Quarterbacks are football’s main character; other players don’t have their faces spliced together in increasingly gruesome playoff preview graphics. But in the Chargers–Texans AFC Wild Card game, a fever dream befitting the Saturday afternoon TV window, both teams seemed determined to show the quarterbacks just how little they mattered.
By the start of the fourth quarter, things were getting downright goofy. Down 23-6 to the Texans and fresh off back-to-back interceptions, Justin Herbert took two quick sacks to set up third-and-forget-about-it inside his own 15. On the next play, rookie receiver Ladd McConkey made a grab in traffic and shook a sticky defensive back loose for an 86-yard house call. Leave it to the Chargers to score a four-point touchdown. Texans special teams blocked the extra point, evidently spooked kicker Cameron Dicker into forgetting the rules of football (he tried batting the ball down as if that might get the play whistled dead), and returned the blocked kick for the first defensive two-point conversion in playoff history. Even when the Chargers offense found the end zone, the Texans defense said it would have to be on their terms.
A great pass rush can keep even the most busted offense in any game, and the Texans offense certainly searched for the limits of the Texans defense early in this one. Though an encouraging playoff run made them the darlings of the NFL last season, both quarterback C.J. Stroud and offensive coordinator Bobby Slowik have had a rougher go of things this year. The Texans paper over their flaws on offense with a breathtaking pass rush and a secondary full of playmakers. But their offensive line has an unfortunate way of making every other defense look just as breathtaking and dominant. When Stroud and the offense had only three punts, a pick, and a fumble to show for themselves near the end of the first half, it looked like the Chargers' 6-0 lead might be enough to win.
The Texans offense would need to stoop even lower to find a way out: Stroud's first big play of the game was, appropriately, a broken one with two minutes left in the half. On third-and-16, he fumbled a high snap, recovered it inside his own five-yard line, scrambled to his right, and found a wide-open Xavier Hutchinson at midfield. Stroud looked more at ease afterward, and he seemed to have unlocked something with Nico Collins, who finished off that drive with a 13-yard receiving touchdown to give Houston the lead.

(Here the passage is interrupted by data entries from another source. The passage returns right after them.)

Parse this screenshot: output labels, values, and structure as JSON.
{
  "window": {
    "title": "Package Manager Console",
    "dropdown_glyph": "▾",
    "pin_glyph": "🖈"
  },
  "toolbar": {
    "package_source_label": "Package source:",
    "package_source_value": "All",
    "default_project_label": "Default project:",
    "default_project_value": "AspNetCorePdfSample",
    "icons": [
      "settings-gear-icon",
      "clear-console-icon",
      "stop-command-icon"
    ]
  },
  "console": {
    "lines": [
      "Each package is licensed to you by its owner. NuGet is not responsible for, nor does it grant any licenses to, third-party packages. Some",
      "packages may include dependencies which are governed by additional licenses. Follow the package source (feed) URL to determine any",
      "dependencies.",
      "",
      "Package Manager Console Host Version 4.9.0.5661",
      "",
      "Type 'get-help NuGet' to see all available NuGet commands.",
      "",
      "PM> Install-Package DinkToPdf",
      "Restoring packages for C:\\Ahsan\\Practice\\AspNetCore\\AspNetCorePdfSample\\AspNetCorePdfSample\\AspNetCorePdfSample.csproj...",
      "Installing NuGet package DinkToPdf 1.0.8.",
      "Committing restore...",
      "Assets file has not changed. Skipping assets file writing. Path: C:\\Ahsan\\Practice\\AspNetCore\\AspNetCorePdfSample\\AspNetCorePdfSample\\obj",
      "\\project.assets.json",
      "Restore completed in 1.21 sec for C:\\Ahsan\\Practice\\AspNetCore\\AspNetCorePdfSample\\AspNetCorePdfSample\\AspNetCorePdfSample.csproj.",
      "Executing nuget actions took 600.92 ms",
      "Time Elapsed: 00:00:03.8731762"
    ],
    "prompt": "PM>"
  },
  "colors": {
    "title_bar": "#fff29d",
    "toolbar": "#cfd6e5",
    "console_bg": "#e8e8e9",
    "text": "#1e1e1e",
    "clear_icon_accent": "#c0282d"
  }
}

The defense could finish the job in the second half. Entering this game, they were expected to be the best unit on the field and they delivered. Up front, 2023 first-rounder Will Anderson and free agent signing Danielle Hunter won their matchups against two top tackles in Joe Alt and Rashawn Slater. They had even more fun inside, against a line that really struggled to block stunts. For all the game's jankiness, there was some lovely, complementary football happening on this side of the ball. Sometimes Derek Stingley and the Texans defensive backfield outmatched the Chargers' league-worst group of weapons and forced Herbert to hold onto the ball long enough for the pass rush to deliver a blow. Other times, quick pressures from the pass rush forced Herbert into terrible throws. McConkey’s 197 receiving yards accounted for nearly the entire Chargers offense, but even he could not save Herbert from an overthrow that sailed through his hands and became a pick-six.
Good quarterbacks behind better interior offensive lines than Herbert’s have looked just as pedestrian against the Texans defense: Jared Goff threw five interceptions in Houston on Sunday Night Football in Week 10 and Josh Allen’s final line against them in Week 5 was 9-of-30. Even on a worse day against Lamar Jackson, they were the only Texans unit putting up points. Final score: 31-2.
Herbert threw more interceptions in this one game (four) than he had all season (three). It is the nature of quarterback discourse that your own blame allocation will depend on how you felt about him before the game. His career prospects are still spoken of with disconcerting rosiness five seasons into his career; to declare from a sample size of two that he “can’t get it done in the playoffs” also feels like weird and unspecific analysis, the kind that tends to look silly in retrospect. Admittedly, this brand of analysis is fun, and that is what this game was all about: wrecking shit and having fun, quarterbacks be damned.